I’ve always appreciated the honesty of this song. Rather than the posturing and posing that characterized much of 1990s hip-hop, I always believed Daddy Mac and Mac Daddy wrote about what they knew on this track- no gangsta posturing, no “smacking bitches”, just the pure anxiety of two kids who overslept for school.
And yet, looking closer at the lyrics, it almost seems like an insidious attempt by parents to slip subliminal messages into “that hip and hop music”. Warnings about absenteeism, embarrassment, and poor academic performance just sound like nagging coming from Mom and Dad, but they have an amazing amount of credibility coming from two 12 year olds wearing backwards sports jerseys and baggy jeans. Long after I’ve stopped wearing my pants backwards (and yes, I did follow that fad briefly), I still set two alarms, just to be sure that I never miss any bus, ever.
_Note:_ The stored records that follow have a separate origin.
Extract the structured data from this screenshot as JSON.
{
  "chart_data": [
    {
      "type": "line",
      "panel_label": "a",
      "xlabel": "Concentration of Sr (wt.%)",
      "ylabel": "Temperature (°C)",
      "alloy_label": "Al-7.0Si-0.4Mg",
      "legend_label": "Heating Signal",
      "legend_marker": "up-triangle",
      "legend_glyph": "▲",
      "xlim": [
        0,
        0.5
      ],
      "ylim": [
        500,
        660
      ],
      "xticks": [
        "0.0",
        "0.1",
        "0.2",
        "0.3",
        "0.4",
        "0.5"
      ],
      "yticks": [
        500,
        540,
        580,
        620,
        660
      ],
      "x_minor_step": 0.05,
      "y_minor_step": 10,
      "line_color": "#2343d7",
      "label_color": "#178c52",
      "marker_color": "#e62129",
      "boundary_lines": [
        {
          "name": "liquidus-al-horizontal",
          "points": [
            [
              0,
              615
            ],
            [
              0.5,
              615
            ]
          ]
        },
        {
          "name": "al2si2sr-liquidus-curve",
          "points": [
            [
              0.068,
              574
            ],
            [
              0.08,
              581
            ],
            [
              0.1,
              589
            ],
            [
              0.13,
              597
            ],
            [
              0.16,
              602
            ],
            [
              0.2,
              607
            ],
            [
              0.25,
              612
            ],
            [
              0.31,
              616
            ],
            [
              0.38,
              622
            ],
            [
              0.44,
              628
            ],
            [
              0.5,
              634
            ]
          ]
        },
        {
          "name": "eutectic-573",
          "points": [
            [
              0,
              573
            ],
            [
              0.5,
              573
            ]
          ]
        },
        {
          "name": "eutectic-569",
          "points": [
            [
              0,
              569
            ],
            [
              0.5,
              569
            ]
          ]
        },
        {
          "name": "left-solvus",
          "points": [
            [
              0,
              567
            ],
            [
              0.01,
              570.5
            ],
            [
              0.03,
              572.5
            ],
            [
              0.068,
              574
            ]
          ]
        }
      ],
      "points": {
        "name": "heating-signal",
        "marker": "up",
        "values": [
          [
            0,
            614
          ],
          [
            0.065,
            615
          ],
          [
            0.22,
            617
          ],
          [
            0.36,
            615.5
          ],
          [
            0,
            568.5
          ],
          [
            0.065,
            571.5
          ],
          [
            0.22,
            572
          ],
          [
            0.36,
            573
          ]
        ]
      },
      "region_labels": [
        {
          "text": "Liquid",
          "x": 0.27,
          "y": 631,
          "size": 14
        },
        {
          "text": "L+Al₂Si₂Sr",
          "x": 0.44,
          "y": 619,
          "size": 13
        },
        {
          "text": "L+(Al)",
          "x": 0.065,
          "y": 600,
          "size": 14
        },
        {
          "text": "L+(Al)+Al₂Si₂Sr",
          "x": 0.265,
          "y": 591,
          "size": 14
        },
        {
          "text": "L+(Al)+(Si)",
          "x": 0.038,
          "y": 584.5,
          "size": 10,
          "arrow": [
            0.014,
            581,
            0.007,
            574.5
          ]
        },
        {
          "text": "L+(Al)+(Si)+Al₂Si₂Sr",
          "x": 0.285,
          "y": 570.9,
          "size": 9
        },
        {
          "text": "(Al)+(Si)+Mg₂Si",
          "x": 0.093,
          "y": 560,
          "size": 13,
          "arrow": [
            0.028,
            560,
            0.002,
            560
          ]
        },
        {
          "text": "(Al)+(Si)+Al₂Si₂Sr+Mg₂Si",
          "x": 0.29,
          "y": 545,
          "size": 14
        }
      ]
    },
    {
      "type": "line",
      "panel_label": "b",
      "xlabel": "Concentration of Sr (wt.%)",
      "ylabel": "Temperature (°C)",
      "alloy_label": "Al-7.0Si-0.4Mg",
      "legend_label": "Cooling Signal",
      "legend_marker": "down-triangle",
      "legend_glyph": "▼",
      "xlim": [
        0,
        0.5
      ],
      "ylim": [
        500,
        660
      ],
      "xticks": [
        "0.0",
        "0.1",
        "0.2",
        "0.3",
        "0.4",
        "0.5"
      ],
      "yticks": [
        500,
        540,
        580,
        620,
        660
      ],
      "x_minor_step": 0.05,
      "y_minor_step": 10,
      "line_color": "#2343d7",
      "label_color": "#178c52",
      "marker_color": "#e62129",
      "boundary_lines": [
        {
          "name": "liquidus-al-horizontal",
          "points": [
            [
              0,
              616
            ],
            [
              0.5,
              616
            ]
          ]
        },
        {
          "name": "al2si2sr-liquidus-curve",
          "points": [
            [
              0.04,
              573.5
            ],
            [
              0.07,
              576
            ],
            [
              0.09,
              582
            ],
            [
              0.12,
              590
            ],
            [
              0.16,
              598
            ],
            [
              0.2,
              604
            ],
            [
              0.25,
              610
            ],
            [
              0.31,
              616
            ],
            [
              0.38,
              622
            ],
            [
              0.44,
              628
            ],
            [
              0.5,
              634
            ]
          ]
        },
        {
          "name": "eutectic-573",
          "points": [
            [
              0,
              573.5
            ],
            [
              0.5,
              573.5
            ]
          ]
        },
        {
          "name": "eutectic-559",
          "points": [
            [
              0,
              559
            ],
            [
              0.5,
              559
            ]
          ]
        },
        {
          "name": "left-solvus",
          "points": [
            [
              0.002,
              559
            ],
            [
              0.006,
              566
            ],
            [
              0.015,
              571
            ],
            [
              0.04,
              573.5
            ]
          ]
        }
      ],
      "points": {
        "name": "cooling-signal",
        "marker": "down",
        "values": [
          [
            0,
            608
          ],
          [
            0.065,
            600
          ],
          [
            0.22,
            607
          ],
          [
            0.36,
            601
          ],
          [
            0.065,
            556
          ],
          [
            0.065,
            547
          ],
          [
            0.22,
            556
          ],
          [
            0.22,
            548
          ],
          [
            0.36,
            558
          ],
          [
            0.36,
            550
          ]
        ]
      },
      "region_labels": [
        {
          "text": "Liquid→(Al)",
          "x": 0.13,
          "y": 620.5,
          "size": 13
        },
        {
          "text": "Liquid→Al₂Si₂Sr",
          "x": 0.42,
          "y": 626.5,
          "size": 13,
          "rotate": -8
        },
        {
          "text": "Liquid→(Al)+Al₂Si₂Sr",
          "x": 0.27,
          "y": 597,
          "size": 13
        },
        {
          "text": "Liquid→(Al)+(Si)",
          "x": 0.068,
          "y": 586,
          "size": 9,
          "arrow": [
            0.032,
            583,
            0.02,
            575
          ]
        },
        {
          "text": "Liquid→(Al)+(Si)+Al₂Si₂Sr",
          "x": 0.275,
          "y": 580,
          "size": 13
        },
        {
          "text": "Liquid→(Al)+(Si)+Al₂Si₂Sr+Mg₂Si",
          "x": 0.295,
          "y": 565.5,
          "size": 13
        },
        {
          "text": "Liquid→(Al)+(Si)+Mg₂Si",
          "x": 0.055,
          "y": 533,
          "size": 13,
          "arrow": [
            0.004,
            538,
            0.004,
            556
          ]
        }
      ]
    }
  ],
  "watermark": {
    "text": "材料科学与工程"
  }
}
Or is it a subtle piece of critical theory? As an elementary and middle-schooler, I never found the cautionary message of this song very frightening, because my parents had jobs flexible enough to allow them to take me to school if I missed the bus. But the personal narratives of Mr. Mac and Mr. Daddy reveal an entirely different lived reality, one in which there are no social safety nets, leading to traps of persistent poverty and inequality (unless Jermaine Dupri hooks you up with a record deal).
Ethnolinguistics: Didn’t they originate, or at least popularize, the phrase “Da Bomb”?
“Da Bomb” was a pretty known phrase before they released the album “Da Bomb,” which was your standard not-that-popular-second-record-by-flash-in-the-pan. The song “Da Bomb” could be said to have helped popularize its guest star Da Brat, though.